On admire et jamais on ne cessera d'admirer les grandes figures de Démosthènes, de Socrate, et de ces fiers tribuns de Rome, qui entretenaient les deux plus célèbres nations de l'ère ancienne de leurs intérêts et besoins politiques. On voudrait avoir vécu du temps de ces grands citoyens, pour avoir eu l'avantage de les entendre et les voir à l'œuvre de leur haute et sublime mission. Eh! messieurs, cette mission n'était autre que celle dont sont aujourd'hui chargés nos écrivains politiques, nos journalistes. La presse a remplacé le forum, la place publique, qui était chez les anciens le seul moyen qu'on eût de parler au peuple. Aujourd'hui l'homme animé de patriotisme harangue, agite les masses sans sortir de son étude, et sans que le peuple sorte de ses foyers. Le moyen, le procédé est changé, mais le sujet et le but sont les mêmes; c'est-à-dire que la presse aujourd'hui parle au peuple et l'entretient des mêmes choses, et pour le même objet, que le fesaient autrefois Démosthènes, Socrate et les tribuns de Rome.

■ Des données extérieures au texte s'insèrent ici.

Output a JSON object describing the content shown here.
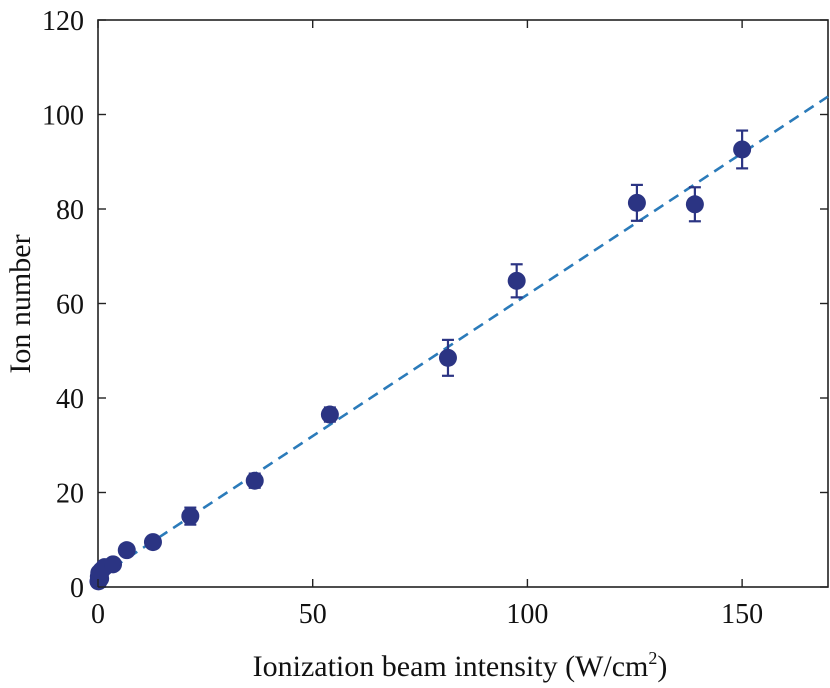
{
  "chart_data": {
    "type": "scatter",
    "xlabel": "Ionization beam intensity (W/cm",
    "xlabel_sup": "2",
    "xlabel_end": ")",
    "ylabel": "Ion number",
    "xlim": [
      0,
      170
    ],
    "ylim": [
      0,
      120
    ],
    "xticks": [
      0,
      50,
      100,
      150
    ],
    "yticks": [
      0,
      20,
      40,
      60,
      80,
      100,
      120
    ],
    "xtick_labels": [
      "0",
      "50",
      "100",
      "150"
    ],
    "ytick_labels": [
      "0",
      "20",
      "40",
      "60",
      "80",
      "100",
      "120"
    ],
    "grid": false,
    "marker_color": "#2b3483",
    "line_color": "#2b7bba",
    "series": [
      {
        "kind": "points",
        "x": [
          0.1,
          0.2,
          0.3,
          0.5,
          0.8,
          1.5,
          3.5,
          6.7,
          12.8,
          21.5,
          36.5,
          54.0,
          81.5,
          97.5,
          125.5,
          139.0,
          150.0
        ],
        "y": [
          1.2,
          2.2,
          3.0,
          1.8,
          3.5,
          4.2,
          4.8,
          7.8,
          9.5,
          15.0,
          22.5,
          36.5,
          48.5,
          64.8,
          81.3,
          81.0,
          92.6
        ],
        "yerr": [
          0.4,
          0.5,
          0.5,
          0.4,
          0.6,
          0.6,
          0.7,
          0.8,
          0.9,
          1.8,
          1.5,
          1.5,
          3.8,
          3.5,
          3.8,
          3.6,
          4.0
        ]
      },
      {
        "kind": "fit-line",
        "x": [
          0,
          170
        ],
        "y": [
          2.0,
          103.8
        ]
      }
    ]
  }
}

J'irai même plus loin, et je crois que l'on ne me taxera pas d'exagération, lorsque je dirai que la mission du journaliste se rattache à ce qu'il y a de plus vénérable dans l'antiquité, et ici je n'entends rien moins que les prophètes du peuple de Dieu, dans ce que leur mission avait de temporel, en autant qu'elle se rapportait aux intérêts temporels. Pour s'en convaincre, il suffit de se rappeler leur sublime dévouement pour les libertés du peuple, et leurs luttes contre la tyrannie du dedans et du dehors.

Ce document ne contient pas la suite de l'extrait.